Pose regression on Simplified Human 3.6M

  1. Once you are done with training keypoint discovery model, evaluate pose regression task on Simplified Human 3.6M dataset
  2. Simplified Human 3.6M Dataset is publicly available here from [2]: http://fy.z-yt.net/files.ytzhang.net/lmdis-rep/release-v1/human3.6m/human_images.tar.gz
  3. Run command
python test_simplehuman36m.py [path_to_simplified_h36m_dataset**] --checkpoint [path_to_model_directory] --batch-size [N] --gpu 0 --nkpts [K] --resume [path_to_model_file]

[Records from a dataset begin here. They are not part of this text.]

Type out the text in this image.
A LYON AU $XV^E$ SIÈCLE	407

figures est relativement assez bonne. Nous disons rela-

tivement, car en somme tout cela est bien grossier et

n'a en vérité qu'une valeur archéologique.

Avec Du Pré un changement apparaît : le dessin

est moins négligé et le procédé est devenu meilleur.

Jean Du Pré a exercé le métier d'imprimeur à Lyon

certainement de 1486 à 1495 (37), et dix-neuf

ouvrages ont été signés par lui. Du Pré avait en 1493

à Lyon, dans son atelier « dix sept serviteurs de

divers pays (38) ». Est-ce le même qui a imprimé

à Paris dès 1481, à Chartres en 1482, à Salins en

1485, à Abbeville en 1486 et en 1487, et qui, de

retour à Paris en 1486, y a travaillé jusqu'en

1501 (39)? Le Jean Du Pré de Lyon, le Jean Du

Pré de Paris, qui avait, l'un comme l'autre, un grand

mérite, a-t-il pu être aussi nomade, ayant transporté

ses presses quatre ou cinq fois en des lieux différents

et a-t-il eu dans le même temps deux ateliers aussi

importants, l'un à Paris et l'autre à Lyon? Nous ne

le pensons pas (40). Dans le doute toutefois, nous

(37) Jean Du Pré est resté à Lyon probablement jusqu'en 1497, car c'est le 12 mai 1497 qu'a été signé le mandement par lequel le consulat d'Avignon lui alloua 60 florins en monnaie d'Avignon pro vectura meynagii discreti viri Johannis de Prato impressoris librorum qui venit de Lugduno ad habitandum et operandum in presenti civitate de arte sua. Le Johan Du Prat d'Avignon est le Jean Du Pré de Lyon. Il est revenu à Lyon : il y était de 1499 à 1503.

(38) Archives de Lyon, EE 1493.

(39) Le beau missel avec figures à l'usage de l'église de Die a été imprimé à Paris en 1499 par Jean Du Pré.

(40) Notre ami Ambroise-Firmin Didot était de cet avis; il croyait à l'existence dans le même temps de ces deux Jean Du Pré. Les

*Note that [path_to_h36m_dataset] should end with 'processed' directory **[path_to_simplified_h36m_dataset] should end with 'human_images' directory

Regression results may vary since our method does not use any keypoint label as a supervision signal while training the keypoint discovery model.

Your own dataset

Please follow the instructions below if you would like to train B-KinD on your own video dataset! Note that the code currently does not support: tracking for multiple agents with similar appearance, videos with a lot of background motion, and/or videos with a lot of occlusion or self-occlusion.

Note that one important consideration is the frame_gap parameter in the config directory, you want to pick a gap where the agent has moved a bit, but not too much (usually this is under 1 second, we used frame gap corresponding to 0.2s in our work). Also adjust nkpts to the number of parts you want to track.

  1. Extract frames and put all the frames in the "data/custom_dataset" directory. There are many ways to extract frames - for example, using ffmpeg:
ffmpeg -i [input_video_name] [output_directory]/images_%08d.png
  1. Directory structure should follow the format below:
data/custom_dataset
    |---train
        |---video1
            |---image0.png
            |---image1.png
            |---    .
            |---    .
        |---video2
        |---   .
        |---   .
    |--val
        |---videoN

*Image file names should be in an ascending order for sampling pair of images sequentially

  1. Set up the configuration of your data in config/custom_dataset.yaml
  2. Run command
python train_video.py --config config/custom_dataset.yaml

Use the --visualize flag to visualize examples during training. This can be helpful to see when the keypoints have converged.

  1. To extract additional features from the discovered heatmap, run command
python extract_features.py --train_dir [images from train split] --test_dir [images from test split]
 --resume [checkpoint path] --output_dir [output directory to store keypoints] --imsize [training image size] --nkpts [number of discovered keypoints]

License

Please refer to our paper for details and consider citing it if you find the code useful:

@article{bkind2021,
  title={Self-Supervised Keypoint Discovery in Behavioral Videos},
  author={Sun, Jennifer J and Ryou, Serim and Goldshmid, Roni and Weissbourd, Brandon and Dabiri, John and Anderson, David J and Kennedy, Ann and Yue, Yisong and Perona, Pietro},
  journal={arXiv preprint arXiv:2112.05121},
  year={2021}
}

Our code is available under the Apache License 2.0.

[1] Sun et al., The Multi-Agent Behavior Dataset: Mouse Dyadic Social Interactions. NeurIPS 2021.

[2] Zhang et al., Unsupervised discovery of object landmarks as structural representations. CVPR 2018.